Primeira Delegacia de Polícia da Boa Vista.

Caso: 1011.

Evidência N: 01.

Policial encarregado: Delegado João Pátimos.

Descrição da evidência: Trata-se de um livro (mais especificamente, um diário) de capa dura de couro negro, medidas 10x20 cm. Possui arranhões tanto na capa quanto no verso, indicando prolongado uso sob circunstâncias não-ideais. No interior, a maioria das páginas estão ilegíveis ou arrancadas e algumas possuem desenhos. Com a exceção de uma, todas as páginas legíveis contém material escrito usando uma série de signos e símbolos que constituem uma espécie de código, parcialmente decifrável por meio do método Faustus (checar relatório anexado número 47). O código parece variar em complexidade dependendo da página, e a maior parte do livro ainda não foi decifrada.

Obtenção da evidência: O diário foi enviado para a delegacia pelo correio em um envelope selado a cerca de três (3) semanas atrás e inicialmente foi ignorado, tendo sendo visto como algum tipo de trote. O livro foi mantido no arquivo de itens não-classificados até que o Delegado João Pátimos, cerca de dez (10) dias atrás, notou que os simbolos nas cenas do crime do assassino em série apelidado de “Primeiro dos Muitos” eram idênticos ao símbolo contido em todas as páginas codificadas do livro (omitido aqui, o símbolo pode ser achado no supracitado anexo 47).

Progressão do caso: O delegado Pátimos pessoalmente se encarregou de supervisionar o time de criptógrafos lidando com o caso e da investigação como um todo. Até o presente momento, duas (2) páginas foram parcialmente decodificadas. Tentativas adicionais de rastrear o ponto de origem do diário não tiveram sucesso. As páginas decodificadas (junto a única página escrita em Português). serão reproduzidas abaixo, com ocasional comentário adicional pela minha parte na relevância delas para com o desenvolvimento do caso:

- Página em Português: “11/11/2017: Eu decidi começar um diário. Dizem que é bom para a saúde mental. Também dizem que é bom começar com o seu nome, mas não vejo por quê começar com o meu. Tão comum, como tantos outros. Dado a mim por comitê pelo sistema, não por uma pessoa, após ter sido encontrado abandonado na beira da estrada por um caminhoneiro. Dizem que foi um milagre ele ter parado, por quê não teria durado muito tempo por lá. Não sei bem se concordo com a palavra “milagre”, vendo o tempo que passei fome entre uma cidade e outra, de uma família adotiva a outra, soprado de um canto para o outro como uma folha ao vento. Pertencendo a lugar nenhum.
Não sei bem se mereço um nome, ou uma definição. Não sei bem de muita coisa, muito menos o que mereço. Só me lembro de uma memória de pertencimento: Uma voz no escuro, cantando para mim até eu dormir. Não lembro o que ela cantava.
Não sei se lembro ou imagino isso, mas é uma boa memória.”

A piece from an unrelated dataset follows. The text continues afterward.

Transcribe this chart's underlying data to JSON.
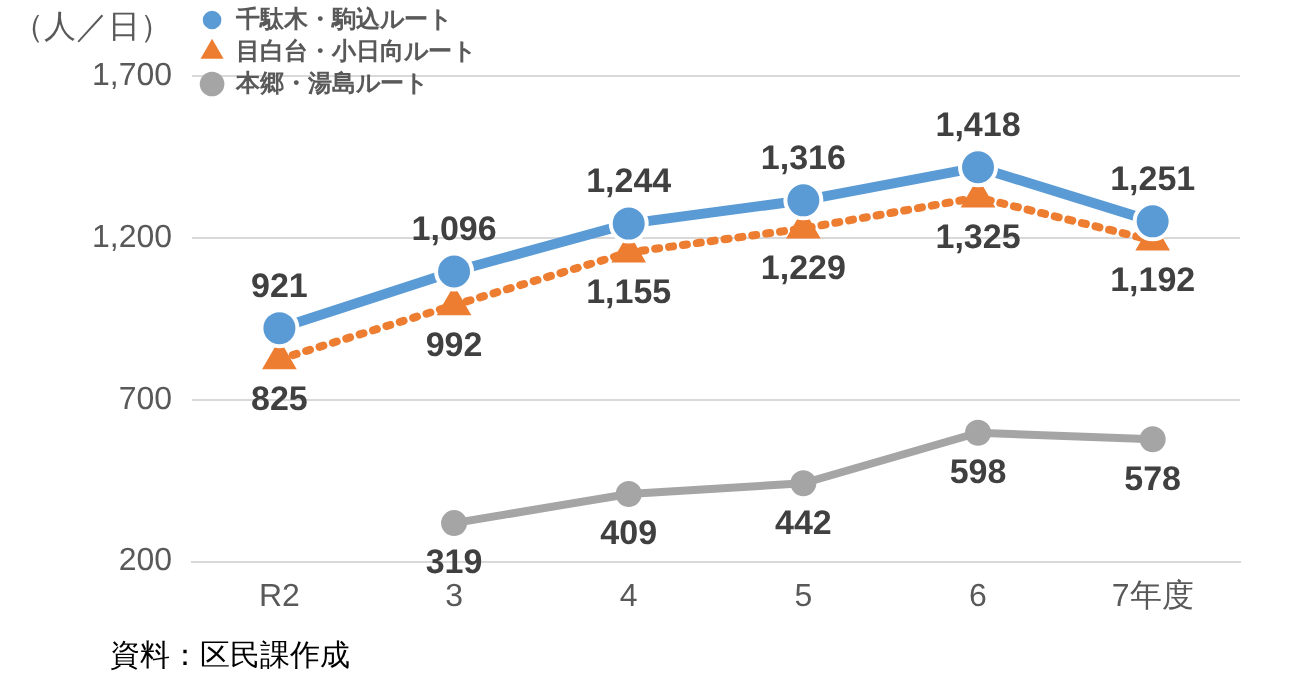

Adendo n.1: As páginas seguintes foram arrancadas ou rabiscadas. Todas as páginas legíveis posteriores estão escritas no supracitado código. A página em Português é a única que parece ter sido escrita com uma caneta estereográfica comum, enquanto as outras parecem ter utilizado algum tipo não identificado e mais grosso de tinta, lembrando o material expelido por algumas espécies de cefalópodes.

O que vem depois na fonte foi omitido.